6.1 is probably harmless, if somewhat awkwardly expressed. But …
6.2 seeks to exclude the Agent from all liability except for “wilful breach of this agreement, gross negligence, dishonesty, or fraud”. I am not sure why we need (or even what is meant by) the word “gross” in this context. Surely negligence should be sufficient, without quibbling over whether it might be “gross”, a word does not appear in Clause 10 of the Regulation.
And why should the Agent not be liable for all the causes of action which it is required to be insured for?
Then follows a stipulation that the Owners Corporation indemnify the Agent against claims “which may arise in the course of … the Agent’s management of the scheme”, etc., being claims made:
“(a) by third parties against the Agent;
(b) by the Owners Corporation … before, during, or after this agreement”.
I struggled to work this out.
Why, or in what circumstances, should the Owners Corporation give such a sweeping indemnity?
Fair enough to indemnify an Agent who is taking some action on behalf of the Owners Corporation which is clearly authorised.
But on the face of it, this convoluted provision would have the Owners Corporation indemnifying the Agent against claims which the OC itself might bring against the Agent.
6.3 seeks to limit the Agent’s liability to “the amount of the agreed services fees for the year in which the liability arose”. In many cases, that might be as little as $5,000.
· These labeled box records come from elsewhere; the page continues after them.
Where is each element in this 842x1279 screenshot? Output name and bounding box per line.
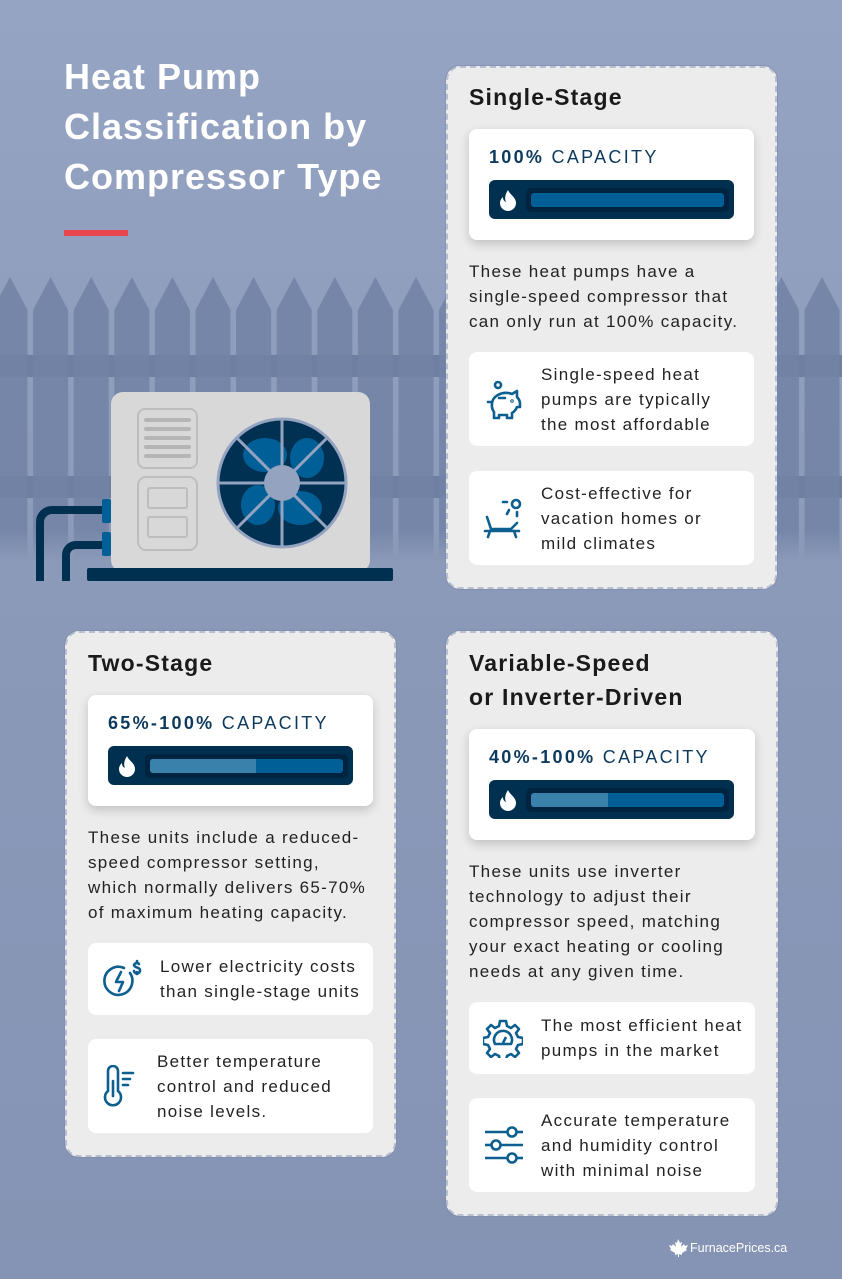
item: affordable xyxy=(469,352,754,446)
item text xyxy=(160,957,360,1001)
title: Heat Pump xyxy=(64,56,261,97)
icon: piggy bank xyxy=(486,380,522,420)
text: variable-speed description: your exact heating or cooling xyxy=(469,937,724,956)
item: temperature control xyxy=(88,1039,373,1133)
capacity bar xyxy=(489,780,734,819)
heading: two-stage: Two-Stage xyxy=(88,650,213,676)
icon: sliders xyxy=(485,1126,523,1164)
heading: variable-speed xyxy=(469,650,684,710)
item text xyxy=(541,484,702,553)
capacity bar xyxy=(489,180,734,219)
panel: two-stage xyxy=(65,631,396,1157)
heading: variable-speed: Variable-Speed xyxy=(469,650,651,676)
item text: Better temperature xyxy=(157,1052,322,1071)
panel: variable-speed xyxy=(446,631,778,1216)
logo: FurnacePrices.ca: FurnacePrices.ca xyxy=(690,1241,787,1255)
text: two-stage description xyxy=(88,828,366,922)
item: most efficient xyxy=(469,1002,755,1074)
icon: thermometer xyxy=(104,1065,134,1106)
item: vacation homes xyxy=(469,471,754,565)
item text: pumps are typically xyxy=(541,390,711,409)
item text: pumps in the market xyxy=(541,1041,720,1060)
item: lower electricity costs xyxy=(88,943,373,1015)
item text xyxy=(541,365,711,434)
title: Compressor Type xyxy=(64,156,382,197)
item text: the most affordable xyxy=(541,415,711,434)
item text xyxy=(541,1111,730,1180)
capacity box: 65-100% xyxy=(88,695,373,806)
text: variable-speed description xyxy=(469,862,724,981)
capacity label: 100% CAPACITY xyxy=(489,147,659,167)
heading: single-stage: Single-Stage xyxy=(469,84,623,110)
capacity bar xyxy=(108,746,353,785)
text: single-stage description: These heat pumps have a xyxy=(469,262,695,281)
capacity label: 65%-100% CAPACITY xyxy=(108,713,329,733)
title: Classification by xyxy=(64,106,367,147)
text: two-stage description: speed compressor setting, xyxy=(88,853,320,872)
text: single-stage description: can only run at 100% capacity. xyxy=(469,312,738,331)
text: variable-speed description: compressor speed, matching xyxy=(469,912,721,931)
icon: lounge chair xyxy=(484,498,522,538)
item text: Accurate temperature xyxy=(541,1111,730,1130)
item: accurate control xyxy=(469,1098,755,1192)
text: two-stage description: of maximum heating capacity. xyxy=(88,903,348,922)
item text: The most efficient heat xyxy=(541,1016,743,1035)
item text: noise levels. xyxy=(157,1102,267,1121)
item text: Cost-effective for xyxy=(541,484,693,503)
text: single-stage description xyxy=(469,262,738,331)
text: two-stage description: which normally delivers 65-70% xyxy=(88,878,366,897)
item text: and humidity control xyxy=(541,1136,719,1155)
text: variable-speed description: technology to adjust their xyxy=(469,887,692,906)
panel: single-stage xyxy=(446,66,777,589)
capacity box: 40-100% xyxy=(469,729,755,840)
item text: Single-speed heat xyxy=(541,365,700,384)
item text: control and reduced xyxy=(157,1077,332,1096)
item text: with minimal noise xyxy=(541,1161,703,1180)
text: variable-speed description: These units use inverter xyxy=(469,862,682,881)
illustration: heat pump unit xyxy=(36,392,393,581)
capacity box: 100% xyxy=(469,129,754,240)
item text xyxy=(157,1052,332,1121)
item text: mild climates xyxy=(541,534,656,553)
background fence xyxy=(0,277,842,551)
text: two-stage description: These units include a reduced- xyxy=(88,828,359,847)
capacity label: 40%-100% CAPACITY xyxy=(489,747,710,767)
icon: gear gauge xyxy=(483,1020,523,1058)
item text xyxy=(541,1016,743,1060)
text: variable-speed description: needs at any given time. xyxy=(469,962,684,981)
item text: Lower electricity costs xyxy=(160,957,356,976)
title underline accent xyxy=(64,230,128,236)
logo: FurnacePrices.ca xyxy=(669,1239,788,1257)
item text: vacation homes or xyxy=(541,509,702,528)
text: single-stage description: single-speed compressor that xyxy=(469,287,728,306)
title xyxy=(64,56,382,197)
heading: variable-speed: or Inverter-Driven xyxy=(469,684,684,710)
icon: power dollar xyxy=(103,960,142,996)
item text: than single-stage units xyxy=(160,982,360,1001)
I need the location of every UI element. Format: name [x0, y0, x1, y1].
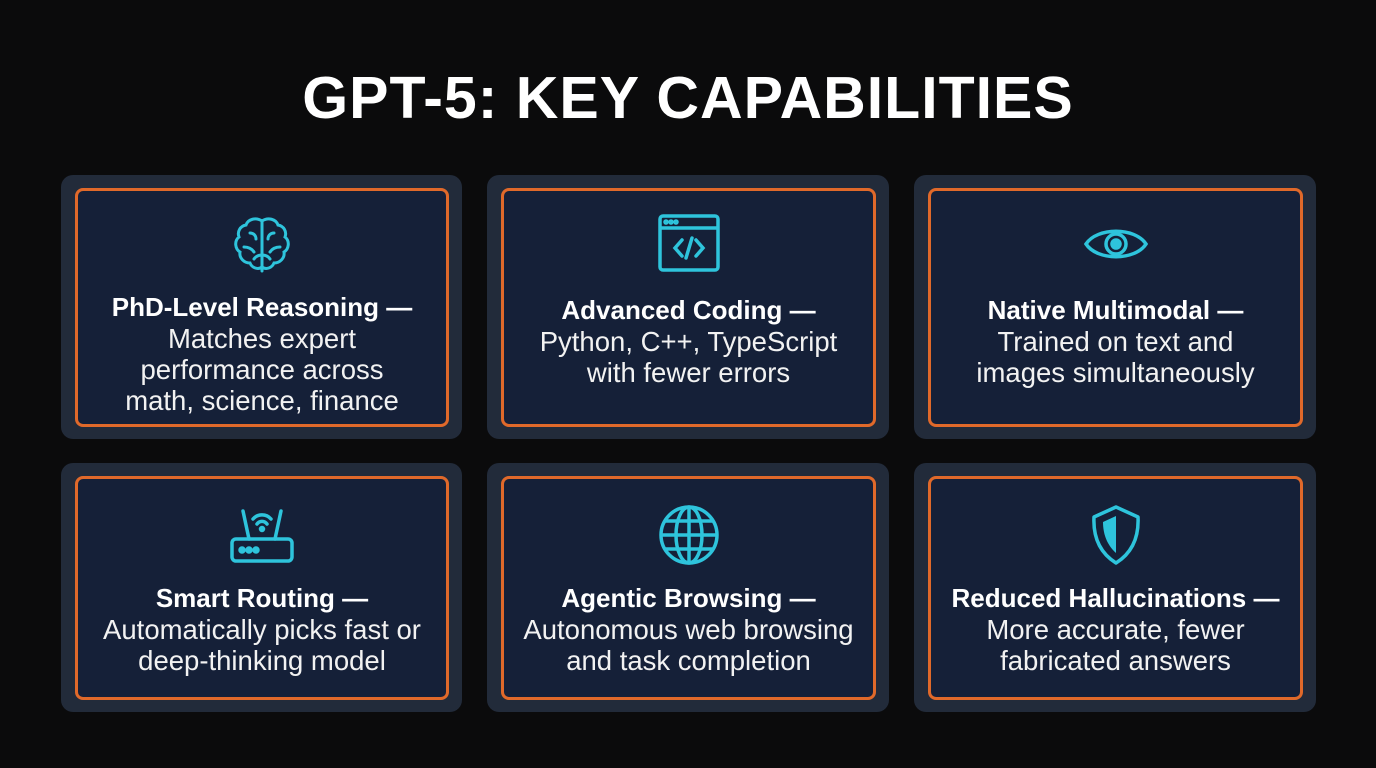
- icon: eye: [1084, 230, 1148, 258]
- text: More accurate, fewer: [986, 614, 1245, 645]
- icon: brain: [234, 217, 290, 272]
- text: [112, 292, 412, 416]
- text: and task completion: [566, 645, 811, 676]
- text: performance across: [140, 354, 384, 385]
- icon: router: [230, 509, 294, 563]
- text: fabricated answers: [1000, 645, 1231, 676]
- panel: Agentic Browsing: [487, 463, 889, 712]
- text: [976, 295, 1255, 388]
- text: Advanced Coding —: [561, 295, 816, 325]
- text: Trained on text and: [998, 326, 1233, 357]
- icon: shield: [1092, 505, 1140, 565]
- text: math, science, finance: [125, 385, 399, 416]
- panel: Native Multimodal: [914, 175, 1316, 439]
- panel: Reduced Hallucinations: [914, 463, 1316, 712]
- panel: PhD-Level Reasoning: [61, 175, 462, 439]
- text: Reduced Hallucinations —: [952, 583, 1279, 613]
- icon: globe: [659, 505, 719, 565]
- text: deep-thinking model: [138, 645, 386, 676]
- title: GPT-5: KEY CAPABILITIES: [302, 65, 1074, 131]
- text: [952, 583, 1280, 676]
- text: with fewer errors: [587, 357, 790, 388]
- text: Autonomous web browsing: [523, 614, 854, 645]
- icon: code window: [658, 214, 720, 272]
- text: Automatically picks fast or: [103, 614, 421, 645]
- text: [540, 295, 838, 388]
- panel: Smart Routing: [61, 463, 462, 712]
- text: Matches expert: [168, 323, 356, 354]
- text: Native Multimodal —: [988, 295, 1243, 325]
- text: [523, 583, 854, 676]
- text: Python, C++, TypeScript: [540, 326, 837, 357]
- panel: Advanced Coding: [487, 175, 889, 439]
- text: Smart Routing —: [156, 583, 368, 613]
- text: Agentic Browsing —: [561, 583, 816, 613]
- text: images simultaneously: [976, 357, 1255, 388]
- text: [103, 583, 421, 676]
- text: PhD-Level Reasoning —: [112, 292, 412, 322]
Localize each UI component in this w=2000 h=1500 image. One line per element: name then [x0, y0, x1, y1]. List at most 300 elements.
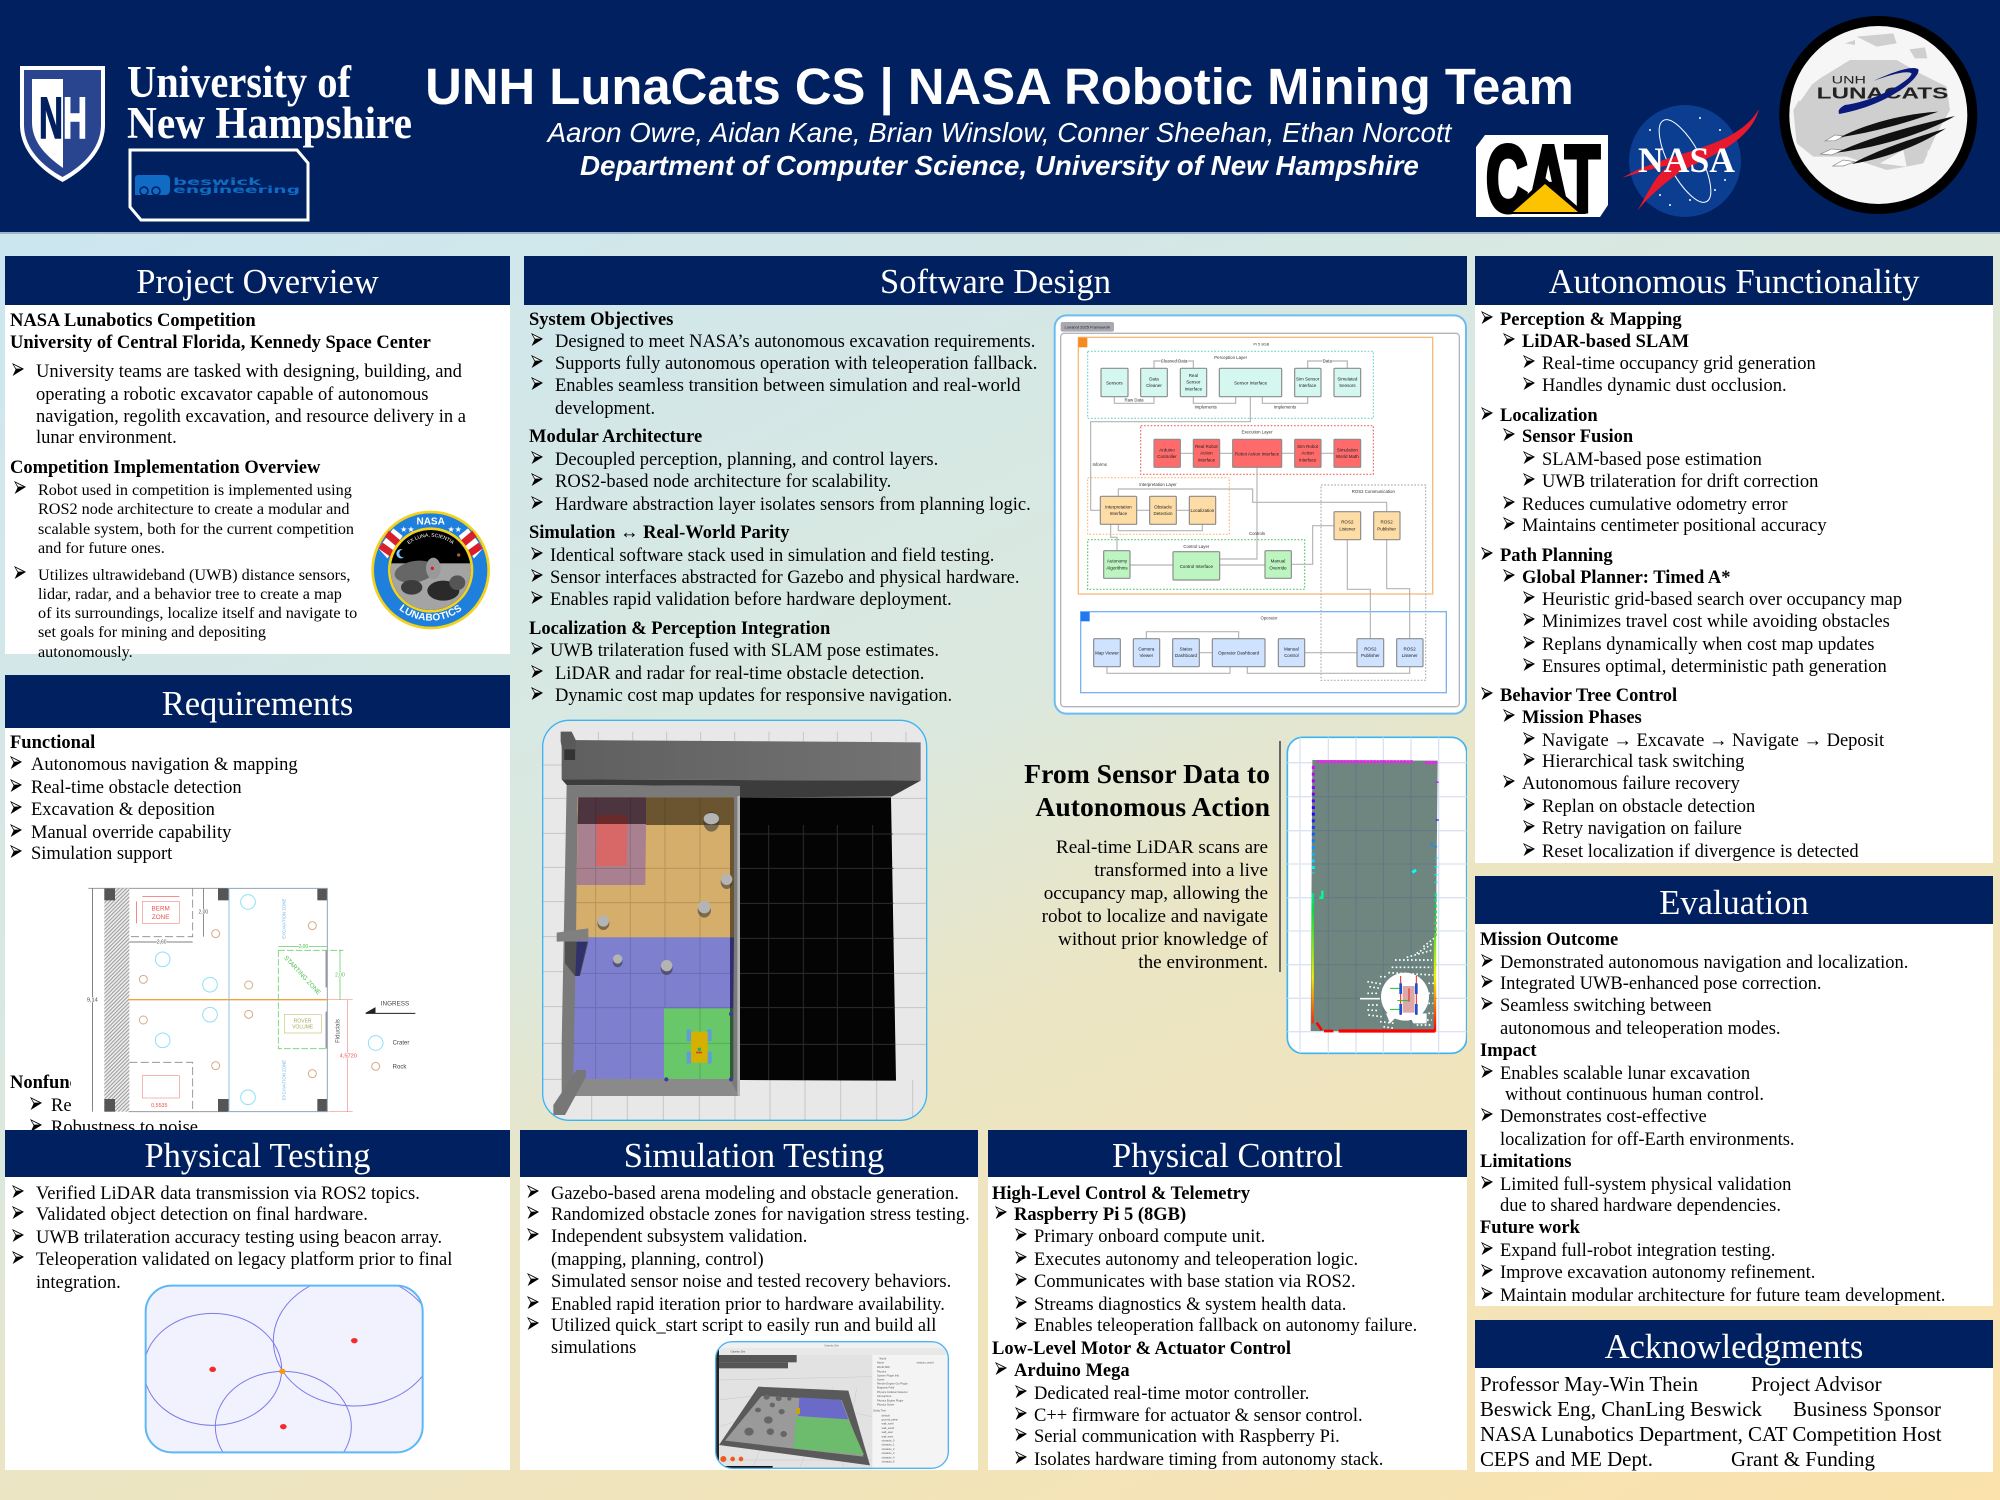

Why such restriction, when the Regulation (in Clause 10(4)) requires an Agent to have cover of $1,000,000 for any one claim (inclusive of costs) or $3,000,000 in aggregate in any period of insurance ?
6.4 imposes a limitation period of just two years from any act or omission, after which the agent is deemed to be discharged from any liability.
The normal limitation period for a breach of contract, or for negligence, is six years.
6.5 is harmless but unnecessary. It is saying no more than that the law applies to this contract.
6.6 is another unacceptable attempt at requiring the Owners Corporation to indemnify the Agent, in this case “against any matter for which the Agent has no liability to the Owners Corporation”, but in circumstances which are not spelt out, and remain obscure.
And the words “including in respect of the matters referred to in clause 6.2 and 6.3” are hopelessly vague, simply adding another layer of confusion.
Can anyone correct my assertions? Or offer any re-assurance? If not, what can we do about this?
Are there agents who are prepared to accept amendment of these provisions?
Or can we perhaps prevail on Strata Community Australia to re-draft their agreement?